Un incontro importante nel quale si è discusso sulla sorte della Provincia di Benevento all’indomani del decreto Monti sulla razionalizzazione delle spesa pubblica, che vedrà a breve la provincia di Benevento rientrare tra quelle che saranno accorpate.

All’unisono – spiega il comunicato – si è levato il coro sulla necessità di coinvolgere nelle scelte i cittadini che sono i veri protagonisti e gli attori di questa dolorosa vicenda che vede il concreto rischio di soppressione dopo ben 150 anni di attività istituzionale.
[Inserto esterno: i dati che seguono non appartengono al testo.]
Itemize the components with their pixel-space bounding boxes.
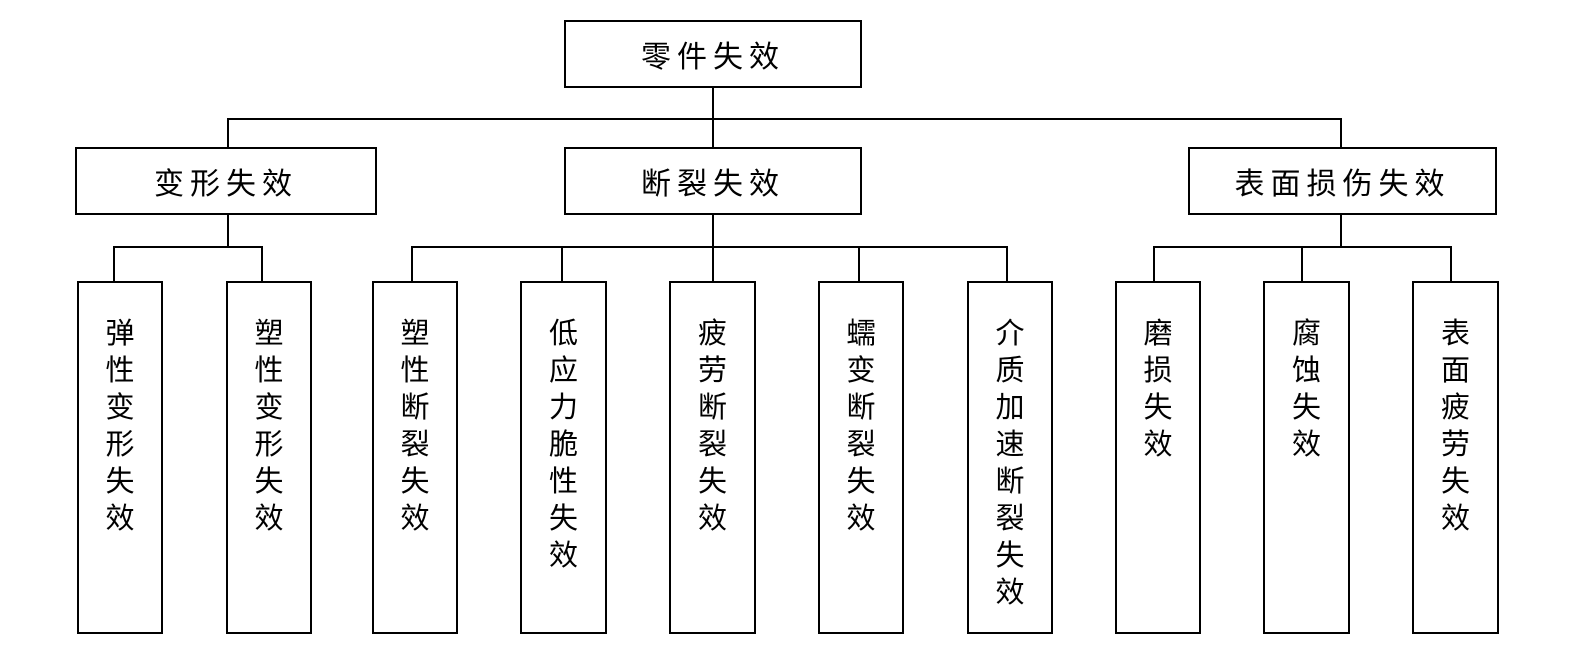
category-drop-line-fracture (712, 118, 714, 148)
leaf-node: 塑性变形失效 (226, 281, 312, 634)
surface-drop-line-1 (1153, 246, 1155, 282)
category-label: 变形失效 (154, 167, 298, 202)
category-label: 断裂失效 (641, 167, 785, 202)
leaf-label: 低应力脆性失效 (548, 316, 578, 572)
category-node-surface: 表面损伤失效 (1188, 147, 1497, 215)
fracture-bus-line (411, 246, 1008, 248)
leaf-node: 低应力脆性失效 (520, 281, 607, 634)
leaf-node: 腐蚀失效 (1263, 281, 1350, 634)
root-label: 零件失效 (641, 40, 785, 75)
leaf-label: 表面疲劳失效 (1440, 316, 1470, 535)
surface-drop-line-3 (1450, 246, 1452, 282)
leaf-label: 磨损失效 (1143, 316, 1173, 461)
surface-stem-line (1340, 214, 1342, 247)
category-label: 表面损伤失效 (1234, 167, 1451, 202)
category-drop-line-surface (1340, 118, 1342, 148)
fracture-drop-line-1 (411, 246, 413, 282)
fracture-stem-line (712, 214, 714, 247)
category-node-fracture: 断裂失效 (564, 147, 862, 215)
leaf-label: 腐蚀失效 (1291, 316, 1321, 461)
root-stem-line (712, 87, 714, 119)
leaf-node: 表面疲劳失效 (1412, 281, 1499, 634)
leaf-node: 塑性断裂失效 (372, 281, 458, 634)
category-drop-line-deformation (227, 118, 229, 148)
category-bus-line (227, 118, 1342, 120)
leaf-node: 弹性变形失效 (77, 281, 163, 634)
fracture-drop-line-2 (561, 246, 563, 282)
leaf-node: 介质加速断裂失效 (967, 281, 1053, 634)
root-node: 零件失效 (564, 20, 862, 88)
leaf-label: 塑性断裂失效 (400, 316, 430, 535)
deformation-stem-line (227, 214, 229, 247)
leaf-node: 磨损失效 (1115, 281, 1201, 634)
surface-drop-line-2 (1301, 246, 1303, 282)
leaf-node: 蠕变断裂失效 (818, 281, 904, 634)
leaf-label: 疲劳断裂失效 (697, 316, 727, 535)
leaf-node: 疲劳断裂失效 (669, 281, 756, 634)
deformation-drop-line-2 (261, 246, 263, 282)
deformation-drop-line-1 (113, 246, 115, 282)
leaf-label: 弹性变形失效 (105, 316, 135, 535)
fracture-drop-line-5 (1006, 246, 1008, 282)
leaf-label: 塑性变形失效 (254, 316, 284, 535)
leaf-label: 介质加速断裂失效 (995, 316, 1025, 609)
fracture-drop-line-4 (858, 246, 860, 282)
deformation-bus-line (113, 246, 263, 248)
leaf-label: 蠕变断裂失效 (846, 316, 876, 535)
category-node-deformation: 变形失效 (75, 147, 377, 215)
fracture-drop-line-3 (712, 246, 714, 282)
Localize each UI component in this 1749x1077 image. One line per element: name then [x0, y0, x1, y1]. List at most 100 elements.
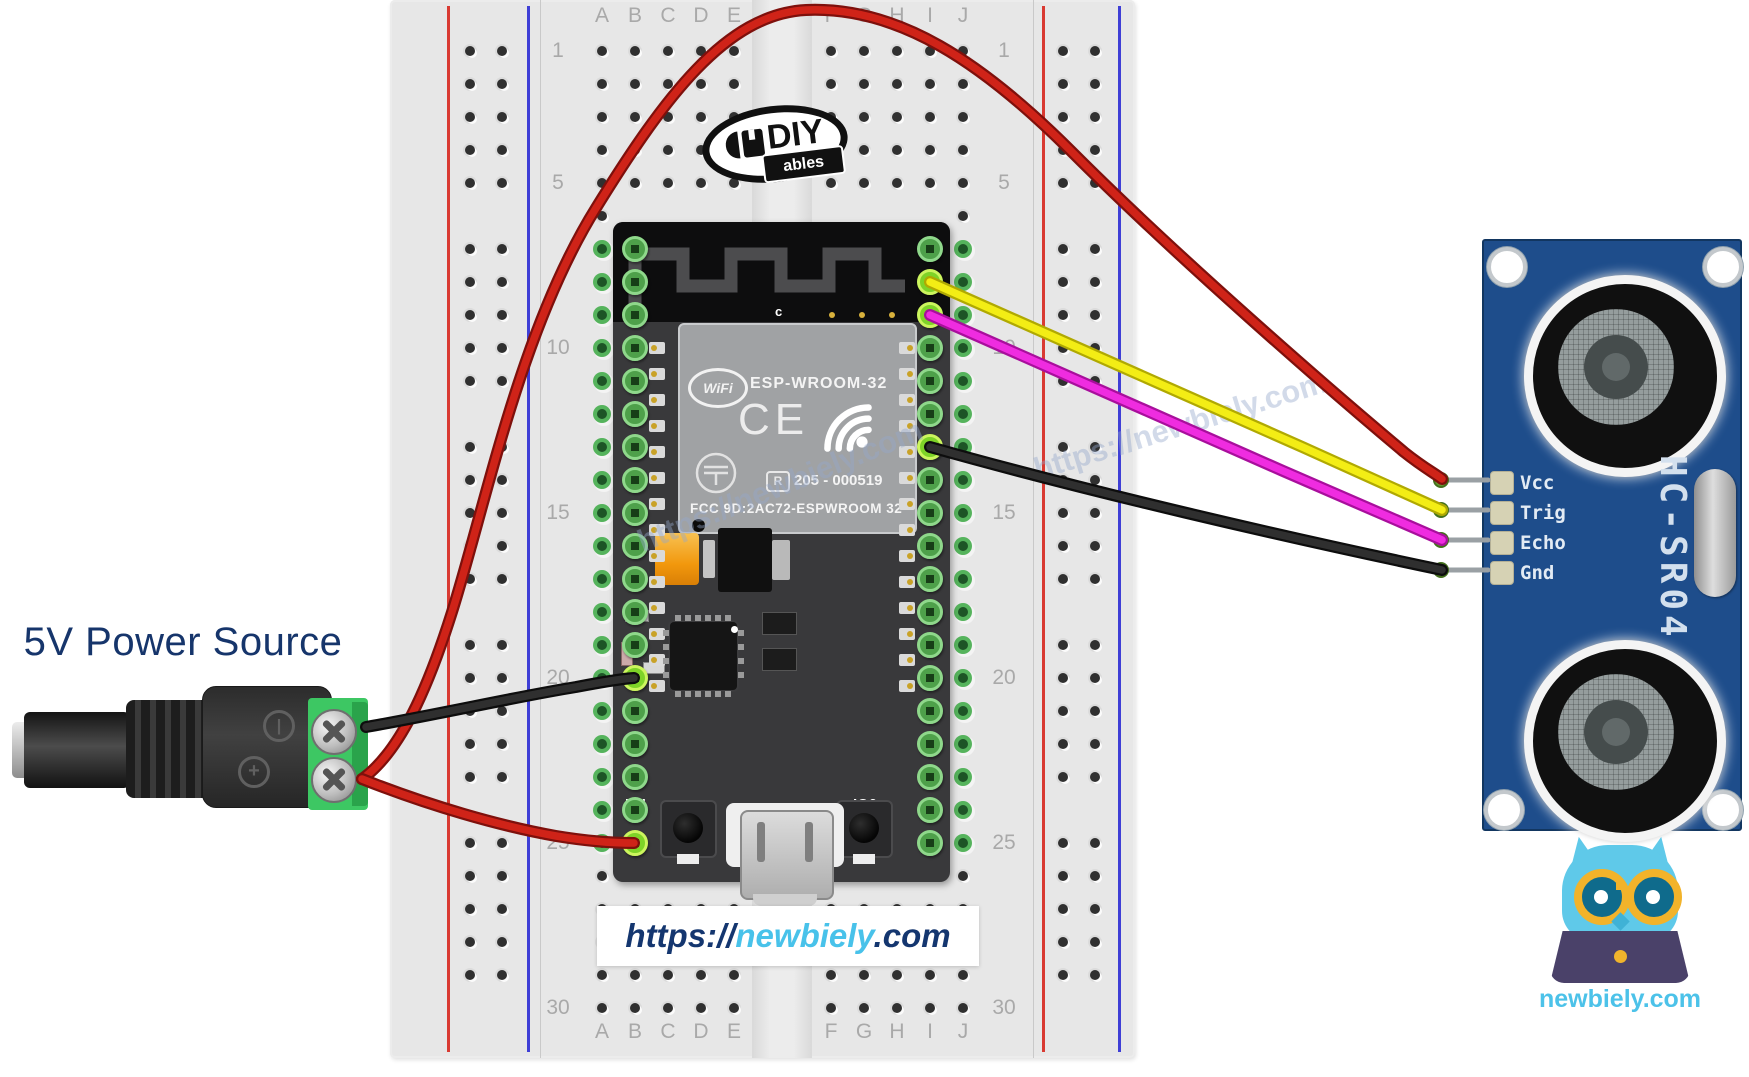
rail-hole	[497, 706, 507, 716]
rail-hole	[465, 112, 475, 122]
rail-hole	[465, 574, 475, 584]
breadboard-hole	[630, 46, 640, 56]
mounting-screw	[1487, 247, 1527, 287]
rail-hole	[497, 673, 507, 683]
column-letter: F	[824, 1020, 838, 1043]
esp32-right-pin	[917, 797, 943, 823]
banner-prefix: https://	[625, 917, 736, 954]
breadboard-hole	[597, 178, 607, 188]
esp32-right-pin	[917, 632, 943, 658]
esp32-right-pin	[917, 236, 943, 262]
breadboard-hole	[925, 79, 935, 89]
rail-hole	[1058, 112, 1068, 122]
module-edge-pad	[649, 394, 665, 406]
esp32-left-pin	[622, 236, 648, 262]
rail-hole	[1058, 244, 1068, 254]
esp32-right-pin	[917, 830, 943, 856]
rail-hole	[465, 343, 475, 353]
rail-hole	[1058, 937, 1068, 947]
breadboard-hole	[630, 178, 640, 188]
breadboard-hole	[597, 739, 607, 749]
breadboard-hole	[696, 970, 706, 980]
breadboard-hole	[958, 739, 968, 749]
breadboard-hole	[958, 772, 968, 782]
rail-hole	[1090, 79, 1100, 89]
breadboard-hole	[597, 244, 607, 254]
breadboard-hole	[958, 79, 968, 89]
breadboard-hole	[597, 343, 607, 353]
rail-hole	[1058, 178, 1068, 188]
rail-hole	[1058, 46, 1068, 56]
esp32-left-pin	[622, 269, 648, 295]
esp32-left-pin	[622, 665, 648, 691]
rail-hole	[1058, 376, 1068, 386]
mounting-screw	[1484, 790, 1524, 830]
breadboard-hole	[958, 211, 968, 221]
rail-hole	[497, 574, 507, 584]
chip-pin	[695, 615, 701, 621]
rail-hole	[465, 706, 475, 716]
esp32-left-pin	[622, 797, 648, 823]
breadboard-hole	[630, 145, 640, 155]
rail-hole	[497, 277, 507, 287]
rail-hole	[465, 508, 475, 518]
rail-hole	[1090, 178, 1100, 188]
rail-hole	[1058, 706, 1068, 716]
jack-barrel	[24, 712, 130, 788]
module-edge-pad	[899, 654, 915, 666]
breadboard-hole	[958, 475, 968, 485]
module-edge-pad	[649, 420, 665, 432]
en-button	[660, 800, 717, 864]
usb-slot	[757, 822, 765, 862]
newbiely-owl-logo: newbiely.com	[1539, 833, 1710, 1013]
chip-pin	[675, 615, 681, 621]
breadboard-hole	[597, 805, 607, 815]
breadboard-hole	[630, 79, 640, 89]
gnd-pin-label: Gnd	[1520, 562, 1555, 584]
module-edge-pad	[649, 446, 665, 458]
esp32-right-pin	[917, 368, 943, 394]
jack-strain-relief	[126, 700, 210, 798]
chip-pin	[725, 615, 731, 621]
breadboard-hole	[826, 46, 836, 56]
ultrasonic-transmitter	[1524, 275, 1726, 477]
chip-pin	[725, 691, 731, 697]
rail-hole	[497, 871, 507, 881]
chip-pin	[675, 691, 681, 697]
esp32-right-pin	[917, 665, 943, 691]
column-letter: B	[627, 1020, 643, 1043]
breadboard-hole	[892, 1003, 902, 1013]
rail-hole	[1058, 343, 1068, 353]
breadboard-hole	[859, 145, 869, 155]
esp32-right-pin	[917, 599, 943, 625]
module-edge-pad	[899, 394, 915, 406]
banner-suffix: .com	[873, 917, 951, 954]
breadboard-hole	[597, 706, 607, 716]
rail-hole	[497, 541, 507, 551]
url-banner: https://newbiely.com	[597, 906, 979, 966]
rail-hole	[465, 937, 475, 947]
column-letter: D	[693, 1020, 709, 1043]
esp32-right-pin	[917, 731, 943, 757]
echo-pin-label: Echo	[1520, 532, 1566, 554]
breadboard-hole	[925, 970, 935, 980]
breadboard-hole	[663, 79, 673, 89]
breadboard-hole	[597, 277, 607, 287]
column-letter: E	[726, 4, 742, 27]
column-letter: B	[627, 4, 643, 27]
chip-pin	[695, 691, 701, 697]
row-number: 5	[998, 171, 1010, 194]
row-number: 20	[546, 666, 570, 689]
breadboard-hole	[892, 79, 902, 89]
breadboard-hole	[597, 409, 607, 419]
row-number: 15	[992, 501, 1016, 524]
breadboard-hole	[958, 145, 968, 155]
rail-hole	[465, 871, 475, 881]
rail-hole	[1058, 673, 1068, 683]
breadboard-hole	[597, 1003, 607, 1013]
rail-hole	[1090, 376, 1100, 386]
breadboard-hole	[826, 79, 836, 89]
column-letter: F	[824, 4, 838, 27]
row-number: 1	[998, 39, 1010, 62]
breadboard-hole	[892, 46, 902, 56]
Di qui l’urgenza di indire un’autoconvocazione per il 14 luglio a Pietrelcina di sindaci, associazioni, movimenti e cittadini per avviare quel processo referendario, invano chiesto da più di un anno dal comitato Salviamo il Sannio.

E’ questa – si legge nel comunicato – l’ultima possibilità che rimane alla provincia sannita di evitare che la ventilata ipotesi di soppressione si concretizzi, con il risultato di impoverire ancor più le popolazioni, con una desertificazione sociale ed economica che determinerà la fuga delle giovani generazioni e la condanna ad un isolamento da cui non si potrà più uscire.

Solo una decisone democratica e popolare – conclude la nota – potrà stabilire il nuovo corso della storia. Ecco perché i cittadini del Sannio chiedono a gran voce che la provincia dia la parola ai cittadini, altrimenti gli attuali rappresentanti provinciali dovranno assumersi la responsabilità storica di aver negato l’unica possibilità di uscire dal baratro dove la provincia di Benevento sta sprofondando.